Roux-N-Y Gastric Bypass is one of the most frequently used obesity surgery operations in the world. It was found and practiced by Dr. Mason in 1966. The use of Roux-N-Y Gastric Bypass surgery has decreased with the development of techniques that cause less absorption defects while it was the most common procedure in the 2000’s. It keeps the most commonly used method in Europe. Roux-en-Y Gastric Bypass is an operation which both minimizes stomach capacity and restricts absorption. It reduces the amount of foods you eat, and at the same time it ensures some of the nutrients’ disposing without absorbing.
Like all obesity surgeries, Roux-en-Y Gastric Bypass surgery is applied to obese patients who can not lose weight with diet and exercise. Roux-en-Y Gastric Bypass provides you to lose your over weight which you can not lose with diets and heavy exercises. In this surgical method, it should not be forgotten that if the person does not pay attention to his diet she/he will gain weight again in the long term.
It is performed by the closed method, in other words by the laparoscopic method. First of all, a small stomach is formed at the entrance of the stomach and this is called a stomach pouch. The capacity of the newly created gastric pouch is approximately 35-50 cc. If your normal stomach volume is approximately 800-1000 cc, it means that your stomach capacity will be reduced by more than 95%. This is called a restrictive effect.

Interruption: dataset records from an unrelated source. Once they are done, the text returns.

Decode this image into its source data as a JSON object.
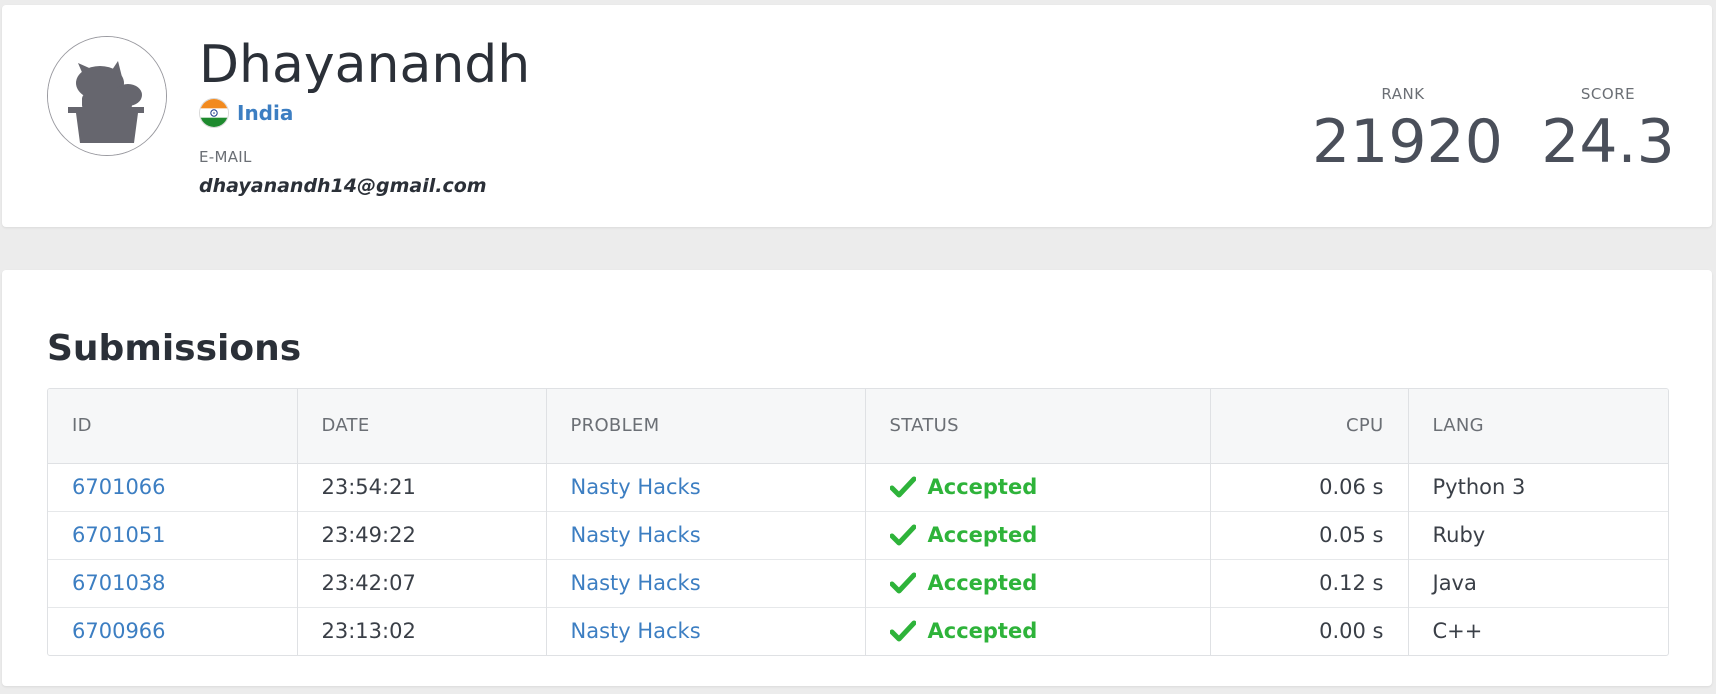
{
  "profile": {
    "name": "Dhayanandh",
    "country": "India",
    "email_label": "E-MAIL",
    "email": "dhayanandh14@gmail.com",
    "rank_label": "RANK",
    "rank": "21920",
    "score_label": "SCORE",
    "score": "24.3",
    "avatar_icon": "cat-avatar-icon",
    "flag_icon": "india-flag-icon"
  },
  "submissions": {
    "title": "Submissions",
    "columns": {
      "id": "ID",
      "date": "DATE",
      "problem": "PROBLEM",
      "status": "STATUS",
      "cpu": "CPU",
      "lang": "LANG"
    },
    "rows": [
      {
        "id": "6701066",
        "date": "23:54:21",
        "problem": "Nasty Hacks",
        "status": "Accepted",
        "cpu": "0.06 s",
        "lang": "Python 3"
      },
      {
        "id": "6701051",
        "date": "23:49:22",
        "problem": "Nasty Hacks",
        "status": "Accepted",
        "cpu": "0.05 s",
        "lang": "Ruby"
      },
      {
        "id": "6701038",
        "date": "23:42:07",
        "problem": "Nasty Hacks",
        "status": "Accepted",
        "cpu": "0.12 s",
        "lang": "Java"
      },
      {
        "id": "6700966",
        "date": "23:13:02",
        "problem": "Nasty Hacks",
        "status": "Accepted",
        "cpu": "0.00 s",
        "lang": "C++"
      }
    ]
  },
  "colors": {
    "link": "#3c7ec2",
    "accepted": "#2eb33a",
    "background": "#ececec"
  }
}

For this newly created stomach pouch, it is necessary to make a new way to ensure the passage of food to the intestines. For this, your small intestines are cut in the middle. The edge that continues downwards is pulled up and connected to the new stomach pouch. So, the taken foods come to the new stomach pouch. The old stomach remains passive and does not meet food at all. Food coming into the new stomach pouch passes directly to the small intestine which was connected directly. Thus, with the remaining stomach, some small intestine is separated from the food passage and it does not contact with food at all. This process prevents the absorption of all nutrients and increases the strength of weight loss.
At a point further from the newly created small gastrointestinal junction, the remaining intestine from the stomach is reconnected to the main line. So, the remaining enzymes and fluids produced by the stomach combine with the food and continue on their normal passage.
The neurohormonal effect of RNY Gastric Bypass has been commented differently in different studies. Ghrelin which is known as the appetite-effective hormone is produced in the fundus part of the stomach. In this type of bypass, the stomach remains closed. While some studies claim that the level of ghrelin does not decrease significantly, some studies defend that the level of ghrelin decreases significantly with the disconnection of the network. In this type of bypass, it is known that the level of satiety hormones (GLP-1, PYY, CCK) increases and these patients are saturated with much smaller amounts. After meals the increase in GLP-1 is observed in early period and this is the main role in the control of diabetes.
The restrictive effect of the left stomach pouch is usually short-term and this does not have a restrictive effect as much as a tubed stomach. This transition between the intestine will expand by time. The additional intestinal part is not as resistant to expansion as the stomach and this intestine can expand and take the shape of a new stomach. Considering that all foods will bypass the stomach and the initial small intestine, it should be kept in mind that some vitamins will be continuously taken as supplements after this surgical method.
The patients who prefer this method should not forget that the stomach will remain closed and can not be reached into the stomach with techniques such as endoscopy. It’s important that it may cause late diagnosis of a possible stomach cancer in races and societies where gastric cancer is common. This type of bypass should be preferred especially for patients with gullet wounds due to reflux which is related to large gastrocoele.
The length of the bypassed small intestine junction is related to the patient’s weight loss, in other words it is related to the severity of the absorption defect. If the more intestinal connections are bypassed, the more vitamin deficits the patient will face, but the more weight will be lost and the risk of weight gain will decrease. This is the same for all bypass processes including metabolic surgery.
Dumping syndrome is an important problem encountered in this type of bypass. Dumping syndrome is a syndrome that occurs when dense stomach contents (foods) suddenly pass into the small intestine. This structure which acts as a valve at the exit of the stomach and regulates the intestinal passage has been deactivated and it has been bypassed in these surgeries. In addition, in this surgical method, due to the cutting of the stomach nerves, the expansion capacity of the stomach decreases and causes the rapid discharge of fluids. Dumping syndrome has two stages or types; early and late dumping syndrome.
Early Dumping Syndrome: Occurs 15-30 minutes after eating. Symptoms include sweating, weakness, palpitations, cramping stomachache and dizziness. The patient feels unwell and may have a dying sensation. This is just a feeling.
Late Dumping Syndrome: Occurs 2-3 hours after eating. The patient may have low glucose after meals. It improves when sugar is given to the patient.